Question

Given a string containing just the characters ‘(‘ and ‘)’, find the length of the longest valid (well-formed) parentheses substring.

Example 1:

Input: "(()"
Output: 2
Explanation: The longest valid parentheses substring is "()"

Example 2:

Input: ")()())"
Output: 4
Explanation: The longest valid parentheses substring is "()()"

Solution 1: Dynamic Programming

We can use Dynamic Programming to calculate the longest valid parentheses end at every index. All valid parentheses end with ‘)’. Thus, for every index i of ‘)’, there are two conditions:

1. If i-1 is ‘(‘, then it forms a valid parentheses. The longest parentheses ending at i is that ending at i-2 plus 2.
2. If i-1 is ‘)’, then if the character preceding longest valid parentheses ending at i-1, indexed at j, is ‘(‘, then it forms a valid parentheses. The length is that ending at i-1 plus 2 plus that ending at j-1.

class Solution:
    def longestValidParentheses(self, s):
        """
        :type s: str
        :rtype: int
        """
        if len(s) <= 1:
            return 0

        dp = [0] * len(s)

        for idx in range(1, len(s)):
            if s[idx] == ')':
                if s[idx - 1] == '(':
                    if idx >= 2:
                        dp[idx] = dp[idx - 2] + 2
                    else:
                        dp[idx] = 2
                else:
                    matching_idx = idx - 1 - dp[idx - 1]
                    if matching_idx >= 0 and s[matching_idx] == '(':
                        if matching_idx >= 1:
                            dp[idx] = dp[idx - 1] + 2 + dp[matching_idx - 1]
                        else:
                            dp[idx] = dp[idx - 1] + 2

        return max(dp)

Solution 2: Use a stack

Instead of finding every possible string and checking its validity, we can make use of stack while scanning the given string to check if the string scanned so far is valid, and also the length of the longest valid string.
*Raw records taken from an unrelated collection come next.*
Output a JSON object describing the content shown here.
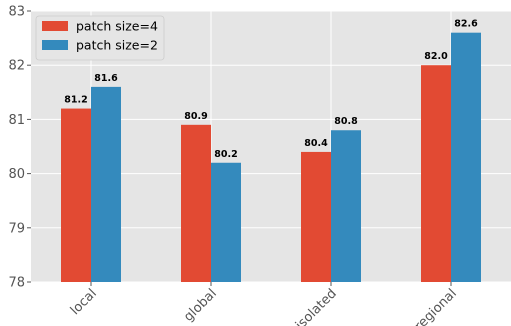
{
  "chart_data": {
    "type": "bar",
    "categories": [
      "local",
      "global",
      "isolated",
      "regional"
    ],
    "series": [
      {
        "name": "patch size=4",
        "values": [
          81.2,
          80.9,
          80.4,
          82.0
        ],
        "color": "#e24a33"
      },
      {
        "name": "patch size=2",
        "values": [
          81.6,
          80.2,
          80.8,
          82.6
        ],
        "color": "#348abd"
      }
    ],
    "data_labels": [
      [
        "81.2",
        "80.9",
        "80.4",
        "82.0"
      ],
      [
        "81.6",
        "80.2",
        "80.8",
        "82.6"
      ]
    ],
    "title": "",
    "xlabel": "",
    "ylabel": "",
    "ylim": [
      78,
      83
    ],
    "yticks": [
      "78",
      "79",
      "80",
      "81",
      "82",
      "83"
    ],
    "x_tick_rotation": "45 degrees",
    "grid": true,
    "legend_position": "top-left",
    "plot_background": "#e5e5e5",
    "grid_color": "#ffffff"
  }
}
In order to do so, we start by pushing −1 onto the stack.

For every ( encountered, we push its index onto the stack.

For every ) encountered, we pop the topmost element and subtract the current element’s index from the top element of the stack, which gives the length of the currently encountered valid string of parentheses. If while popping the element, the stack becomes empty, we push the current element’s index onto the stack. In this way, we keep on calculating the lengths of the valid substrings, and return the length of the longest valid string at the end.

class Solution:
    def longestValidParentheses(self, s):
        """
        :type s: str
        :rtype: int
        """
        if len(s) <= 1:
            return 0

        stack = list()
        stack.append(-1)
        max_len = 0

        for idx, c in enumerate(s):
            if c == '(':
                stack.append(idx)
            else:
                stack.pop()
                if len(stack) == 0:
                    stack.append(idx)
                length = idx - stack[-1]
                if length > max_len:
                    max_len = length

        return max_len